How to measure a jacket correctly tutorial

Discussion in 'Repros' started by Anonymous, May 28, 2013.

  1. Anonymous

    Anonymous Guest

    OK, felt the need to show this because apparently there is no certainty about how correct measurements are taken and would like to clarify things and eliminate the possibilities of misunderstandings and disputes.

    First of all, you need a measuring tape. Don't come with a yardstick, this is for a different job.

    Shoulders. The easiest. Jacket should be zipped up all the way, laid flat on a table, grab the shoulders and pull until leather becomes straight, but without stretching it. Measure from shoulder tip to shoulder tip. (Photo doesn't show exactly what I want, I will post another one later, it's a start though).

    Back. Put the measuring tape at the bottom of the collar and making sure the jacket lays completely flat, run it over it until the end of the knitted waistband. Simple.

    This is the correct sleeve measurement. Measuring the outer edge of the sleeve. Its maximum length. Don't do it as shown in the photo below. It's wrong.

    Wrong! See? One inch shorter.

    Chest. Grab the jacket under the armpits and pull until it becomes straight. Don't pull to hard you don't want to stretch it. Again, my photo isn't the best. Left side OK, right side not perfectly straight, but anyway, that's how the pit to pit measurement is taken.

  2. Anonymous

    Anonymous Guest

    here's a better photo for the shoulders, I wanted the shoulder tips to be visible on both sides (that wasn't the case in the first photo above)
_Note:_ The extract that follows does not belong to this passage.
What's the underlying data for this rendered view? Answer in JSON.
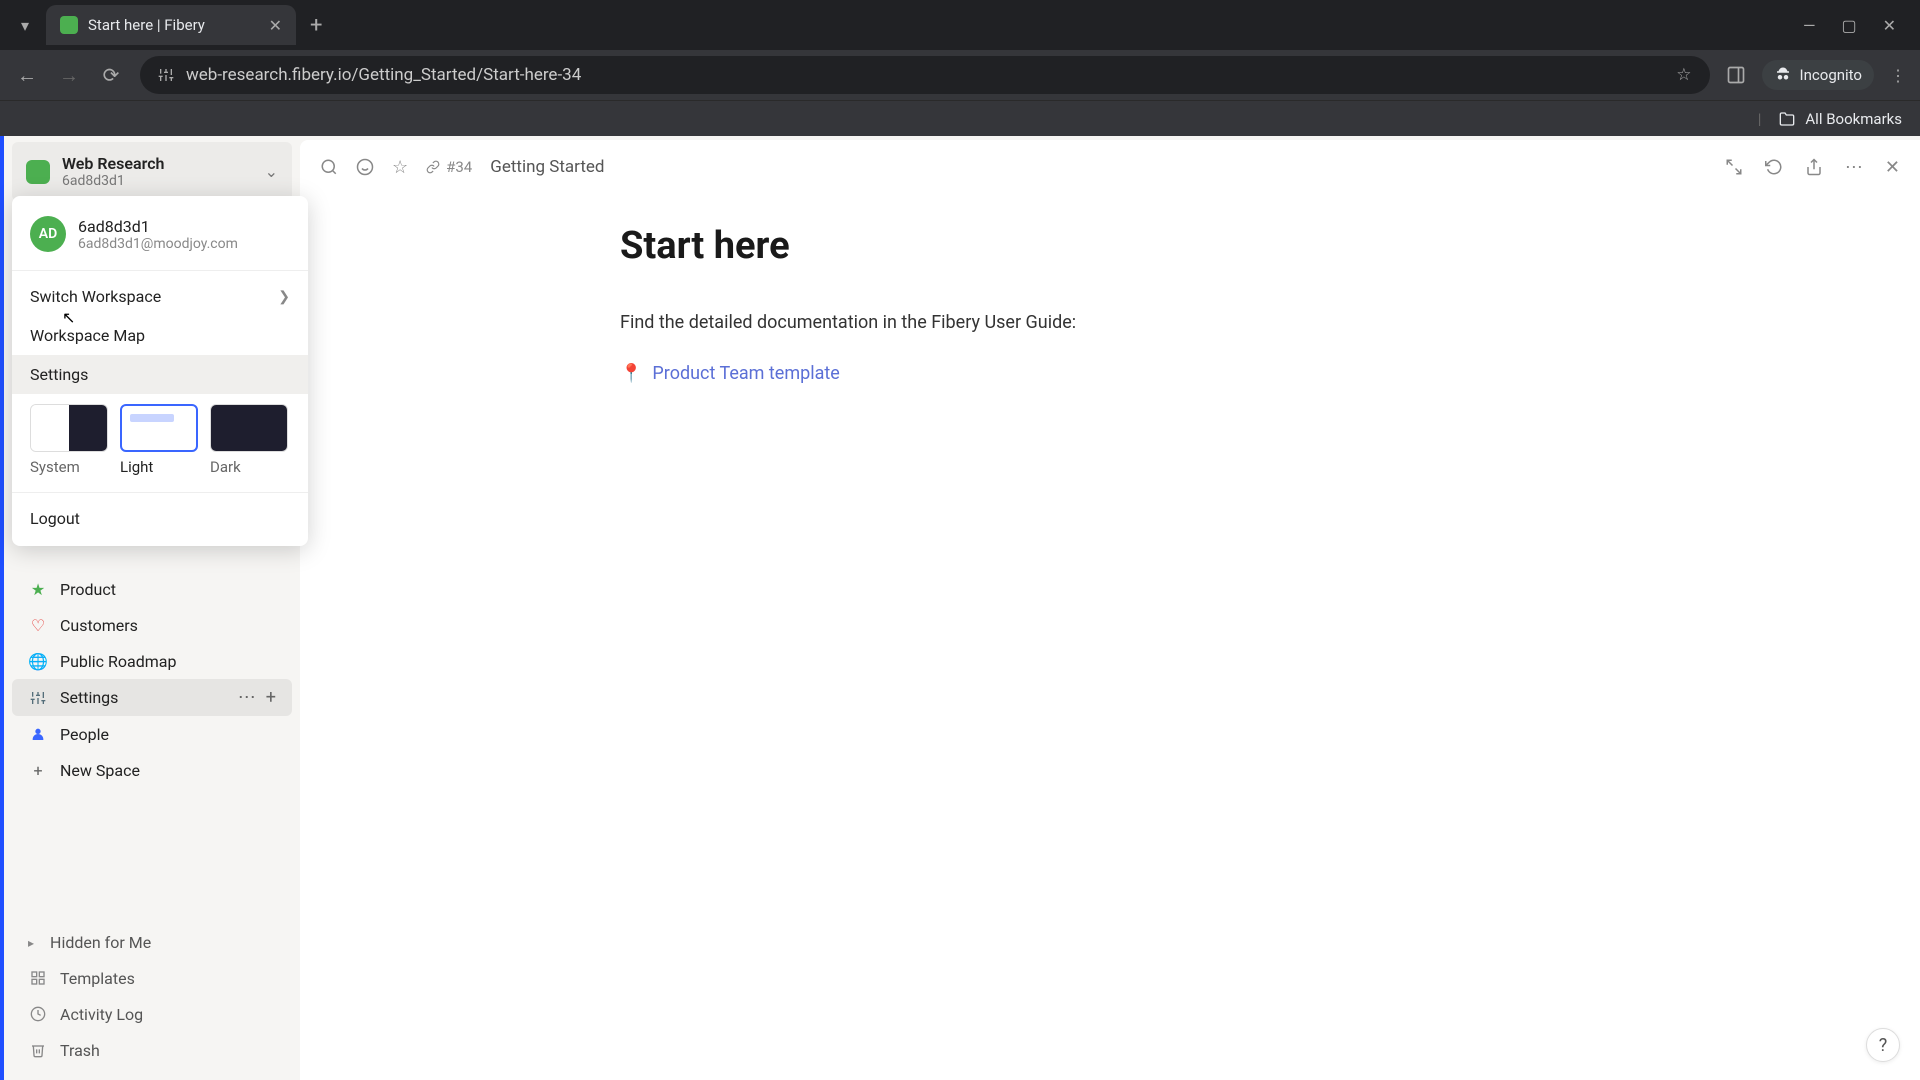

    Of course you are supposed to hold the jacket with both hands, but I let go the right side because had to take the photo.
  3. a2jacketpatches

    a2jacketpatches Active Member

    Northern California
    Thanks, the curve of the arm is a good point, never crossed my mind.
  4. Jaguar46

    Jaguar46 New Member

    San Rafael, California
    The shoulders, back and chest are pretty much how you would expect people to measure. The sleeve length is a problem in that no one ever mentions how they took the measurement. Either way would give me the information I need, but I never see anyone describe "sleeve measurement taken along outside curve of the sleeve". So when looking in ads, I just assume it was done using the straight method.
  5. Anonymous

    Anonymous Guest

    The sleeve measurement should be taken starting at the middle of the shoulder (where the shoulder seam would be if there was no epaulet) going down the side of the sleeve until the end of cuff.
  6. Andrew

    Andrew Well-Known Member

    Sunshine Coast, Australia
    Thanks Platon, that's how I do it too.
  7. TankBuster

    TankBuster Active Member

    Very good post that I hope everyone uses. There's nothing more annoying than buying a jacket that has your measurements listed perfectly, and then getting it and finding it was measured wrong.
  8. Nickb123

    Nickb123 Member

    Platon, in about half of the jackets I've owned, the manufacturer counts the front overhang part when measuring the back length. I assume from your picture that your back measurement is 25", not conting the front dip. Is this the correct way?
  9. Rutger

    Rutger Well-Known Member

    Hengelo, Netherlands
    Good tutorial, I hope everyone does measure this way.
  10. Anonymous

    Anonymous Guest

    Thanks for your question. The back stops at 25", that's the correct way.
  11. GoodTimesGone

    GoodTimesGone New Member

    Southeast Iowa, U.S.A.
    This is exactly how I've measured every jacket that I've sold on ebay and I've never had a complaint about the fit when they received it. I also mention if the jacket is tapered towards the belly region (as in the case of older Schott Perfectos and some USN G-1s). In these unusual cases I'll state something like "I wear size 33 waist and don't have a protruding belly and it's a bit snug on me. If you're any larger it will be too tight".
  12. Who

    Who Member

    Useful tip for all those who aren't sure. The sleeve is the most commonly measured wrong item.
  13. Mr C.

    Mr C. New Member

  14. JDAM

    JDAM Member

    Nice post. 50% of the time jackets are incorrectly measured. I only just yesterday purchased a nice Goodwear A-2 that had been measured incorrectly.
  15. dmar836

    dmar836 Well-Known Member

    Kansas, USA
    Bummer. So it doesn't fit as expected?